On 25 December 1990, scientist Tim Berners Lee escaped the interminable festive punishment of turkey and board games meted out at Christmas, and instead did something way more exciting: he sent the first successful communication between an HTTP client and a server. Which in techno-dolt terminology means he sent the first ever message over the internet. Two decades down the line and all of us are endlessly clicking away like a shoal of arthritic dolphins.
So, next month the internet comes of age and, like all 21 year olds worth their salt, he’s blossomed into a right bolshie little sod. He’s also watching far too much porn.
Until recently the internet – and more specifically, social networking – had been viewed by critics as a frivolous banality. A mindless virtual playground for geeks and freaks to gossip about life’s inanities, like what they had for breakfast or how long they took to have a wee (toast and jam/37 seconds in case you’re wondering).
But not any more. If you listen to the hysterical ravings of the hang ’em and flog ’em foghorns of the press, you’d think that the internet was responsible for everything from those naughty student riots to those scary real people riots, not to mention striking the match that lit the Egyptian powder keg.
People haven’t been corrupted by social networks but by social conditions
But could the upsurge of riots, insurrections and revolutions across the world in the last 12 months really be the fault of Facebook, a site whose main contribution to my life has been to halve my work rate? Or could it instead have something to do with the introduction of the most aggressive austerity programme since the days when a spoon was considered the pinnacle of cutting-edge technology? People haven’t been corrupted by social networks but by social conditions.
Nevertheless, as a propaganda tool it knocks spots off the megaphone, and the fear it instils in governments is undeniable. At the height of the revolution in Egypt, the authorities pulled the plug on the internet. A predictable enough assault on democracy and also a right bastard for all those caught in the middle of a ferocious bidding war on Ebay.

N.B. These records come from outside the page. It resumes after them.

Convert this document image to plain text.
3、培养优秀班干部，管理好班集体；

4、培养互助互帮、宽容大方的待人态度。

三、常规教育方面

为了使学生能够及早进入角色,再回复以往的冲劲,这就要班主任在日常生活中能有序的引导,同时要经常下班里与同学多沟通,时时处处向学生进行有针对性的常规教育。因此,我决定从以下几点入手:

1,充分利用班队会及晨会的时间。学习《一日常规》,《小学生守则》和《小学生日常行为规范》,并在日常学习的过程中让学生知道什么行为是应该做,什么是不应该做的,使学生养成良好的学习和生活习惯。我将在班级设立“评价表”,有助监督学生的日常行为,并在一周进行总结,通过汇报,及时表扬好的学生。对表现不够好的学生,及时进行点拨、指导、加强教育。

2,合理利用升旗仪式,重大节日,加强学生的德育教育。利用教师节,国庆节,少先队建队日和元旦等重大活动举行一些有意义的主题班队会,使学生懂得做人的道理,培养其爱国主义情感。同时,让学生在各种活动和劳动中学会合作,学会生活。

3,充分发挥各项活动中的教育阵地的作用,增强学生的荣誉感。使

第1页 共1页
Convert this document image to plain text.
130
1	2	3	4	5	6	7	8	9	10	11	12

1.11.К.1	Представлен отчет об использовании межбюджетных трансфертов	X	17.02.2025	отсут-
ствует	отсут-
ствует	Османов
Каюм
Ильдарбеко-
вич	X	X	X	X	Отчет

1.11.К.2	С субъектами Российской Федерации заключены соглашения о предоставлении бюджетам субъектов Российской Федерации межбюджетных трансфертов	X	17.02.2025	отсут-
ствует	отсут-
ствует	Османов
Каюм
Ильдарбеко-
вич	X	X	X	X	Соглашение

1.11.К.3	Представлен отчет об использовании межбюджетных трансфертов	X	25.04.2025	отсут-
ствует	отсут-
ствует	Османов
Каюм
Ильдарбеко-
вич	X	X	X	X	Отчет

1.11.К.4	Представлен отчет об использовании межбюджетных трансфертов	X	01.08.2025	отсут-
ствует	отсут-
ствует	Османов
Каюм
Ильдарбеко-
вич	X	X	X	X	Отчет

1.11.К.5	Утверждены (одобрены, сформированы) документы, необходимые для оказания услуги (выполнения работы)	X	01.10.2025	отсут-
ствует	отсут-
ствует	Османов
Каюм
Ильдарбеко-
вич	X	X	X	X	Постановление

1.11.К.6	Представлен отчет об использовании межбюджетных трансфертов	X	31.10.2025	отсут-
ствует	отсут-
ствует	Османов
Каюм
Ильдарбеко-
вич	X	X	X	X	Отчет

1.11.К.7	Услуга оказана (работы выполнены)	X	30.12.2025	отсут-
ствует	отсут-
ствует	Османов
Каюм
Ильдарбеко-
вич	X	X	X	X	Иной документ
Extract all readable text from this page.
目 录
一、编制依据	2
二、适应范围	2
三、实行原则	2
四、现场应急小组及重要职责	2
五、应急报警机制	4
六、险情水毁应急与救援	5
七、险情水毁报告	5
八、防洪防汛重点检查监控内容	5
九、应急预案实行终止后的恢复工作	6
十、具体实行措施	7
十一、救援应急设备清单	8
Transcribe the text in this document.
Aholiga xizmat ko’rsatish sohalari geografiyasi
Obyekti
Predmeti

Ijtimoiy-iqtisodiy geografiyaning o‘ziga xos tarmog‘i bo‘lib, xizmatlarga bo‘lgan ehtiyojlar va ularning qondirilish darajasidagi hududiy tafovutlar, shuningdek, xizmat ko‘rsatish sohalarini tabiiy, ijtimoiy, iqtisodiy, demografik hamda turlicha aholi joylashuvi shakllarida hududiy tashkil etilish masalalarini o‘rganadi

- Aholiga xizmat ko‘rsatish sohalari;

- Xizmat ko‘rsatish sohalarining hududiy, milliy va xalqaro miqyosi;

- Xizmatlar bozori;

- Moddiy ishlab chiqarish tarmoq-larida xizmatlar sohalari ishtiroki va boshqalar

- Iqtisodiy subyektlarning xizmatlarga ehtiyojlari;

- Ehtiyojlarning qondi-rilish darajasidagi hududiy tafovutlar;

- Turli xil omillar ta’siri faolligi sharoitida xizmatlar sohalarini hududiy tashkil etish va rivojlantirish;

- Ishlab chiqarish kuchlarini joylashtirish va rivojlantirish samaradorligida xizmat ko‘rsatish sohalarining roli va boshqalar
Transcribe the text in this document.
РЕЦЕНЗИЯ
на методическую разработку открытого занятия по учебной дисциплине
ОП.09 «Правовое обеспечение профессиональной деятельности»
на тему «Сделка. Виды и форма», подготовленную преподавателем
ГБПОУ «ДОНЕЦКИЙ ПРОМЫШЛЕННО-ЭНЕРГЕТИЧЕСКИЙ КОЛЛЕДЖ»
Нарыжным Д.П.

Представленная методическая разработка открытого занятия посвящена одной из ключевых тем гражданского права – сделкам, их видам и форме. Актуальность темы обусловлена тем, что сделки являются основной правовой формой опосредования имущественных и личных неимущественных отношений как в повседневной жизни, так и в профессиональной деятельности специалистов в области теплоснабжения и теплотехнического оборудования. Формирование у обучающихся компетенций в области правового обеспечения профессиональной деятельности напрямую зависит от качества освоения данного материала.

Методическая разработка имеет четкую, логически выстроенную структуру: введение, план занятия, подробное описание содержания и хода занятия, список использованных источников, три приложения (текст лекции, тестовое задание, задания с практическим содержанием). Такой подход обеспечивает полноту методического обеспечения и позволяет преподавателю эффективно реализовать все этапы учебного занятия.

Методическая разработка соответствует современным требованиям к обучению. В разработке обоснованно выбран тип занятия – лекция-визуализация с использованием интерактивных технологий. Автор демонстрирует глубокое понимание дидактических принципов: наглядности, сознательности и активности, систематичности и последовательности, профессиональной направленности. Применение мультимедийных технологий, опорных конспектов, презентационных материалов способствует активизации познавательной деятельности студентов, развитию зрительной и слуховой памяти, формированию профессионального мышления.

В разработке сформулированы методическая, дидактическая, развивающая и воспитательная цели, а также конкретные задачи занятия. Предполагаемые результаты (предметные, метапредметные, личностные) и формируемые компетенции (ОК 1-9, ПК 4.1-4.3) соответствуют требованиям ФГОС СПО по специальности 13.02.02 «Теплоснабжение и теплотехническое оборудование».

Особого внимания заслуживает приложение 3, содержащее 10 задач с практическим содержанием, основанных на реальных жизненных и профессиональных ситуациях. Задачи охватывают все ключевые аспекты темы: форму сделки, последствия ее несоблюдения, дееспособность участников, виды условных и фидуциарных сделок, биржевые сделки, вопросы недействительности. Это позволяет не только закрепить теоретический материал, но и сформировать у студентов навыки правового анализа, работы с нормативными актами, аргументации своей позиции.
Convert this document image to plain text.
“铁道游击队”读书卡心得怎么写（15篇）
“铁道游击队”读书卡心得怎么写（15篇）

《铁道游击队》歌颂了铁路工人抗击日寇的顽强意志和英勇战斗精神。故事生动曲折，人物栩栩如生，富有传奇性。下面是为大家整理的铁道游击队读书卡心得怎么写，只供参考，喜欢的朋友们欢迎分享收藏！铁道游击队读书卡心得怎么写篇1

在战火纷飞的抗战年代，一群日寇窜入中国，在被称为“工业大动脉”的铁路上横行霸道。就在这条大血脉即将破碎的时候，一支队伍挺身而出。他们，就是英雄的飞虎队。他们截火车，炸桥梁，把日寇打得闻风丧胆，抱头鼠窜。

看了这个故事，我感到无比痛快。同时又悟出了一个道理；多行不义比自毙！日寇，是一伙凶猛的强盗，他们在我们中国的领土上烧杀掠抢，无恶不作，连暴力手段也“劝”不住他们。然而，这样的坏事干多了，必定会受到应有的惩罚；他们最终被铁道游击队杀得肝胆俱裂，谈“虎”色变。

The British government also wasted no time in attempting to crush dissent by all those foamy-mouthed pinkos on Facebook and Twitter, recently putting a 22-year-old man in the dock for drunkenly setting up a page inciting a riot that never even happened. They gave him four years of prison. Four years for arsing around at home on the PC and then going to bed. Isn’t this exactly the type of riots that governments want?
That ill-conceived online antics could get you banged up had me worried. Shamefully, as it turned out, my slurred posts were nowhere near as insurrectionary as I’d remembered. Here’s one uploaded well after the sun was past the yardarm:
‘What I want to know is, when did Qadafi have his head replaced with the clay model of Lionel Richie’s from the Hello video from the 1980s?’
I know, hardly a clarion call to revolution – but thankfully not seditious enough to have me martyred.
OK, so my online presence verges on the puerile, but there’s no doubt that social networks offer the best organizational tool for agitation we’ve ever had. Until they switch it off, of course.
As the CEO of Google, Eric Schmidt, once said,
‘The internet is the first thing that humanity has built that humanity doesn’t understand – the largest experiment in anarchy that we have ever had.’
The fact that he’s clearly never hosted a child’s birthday party aside, let’s hope he’s right.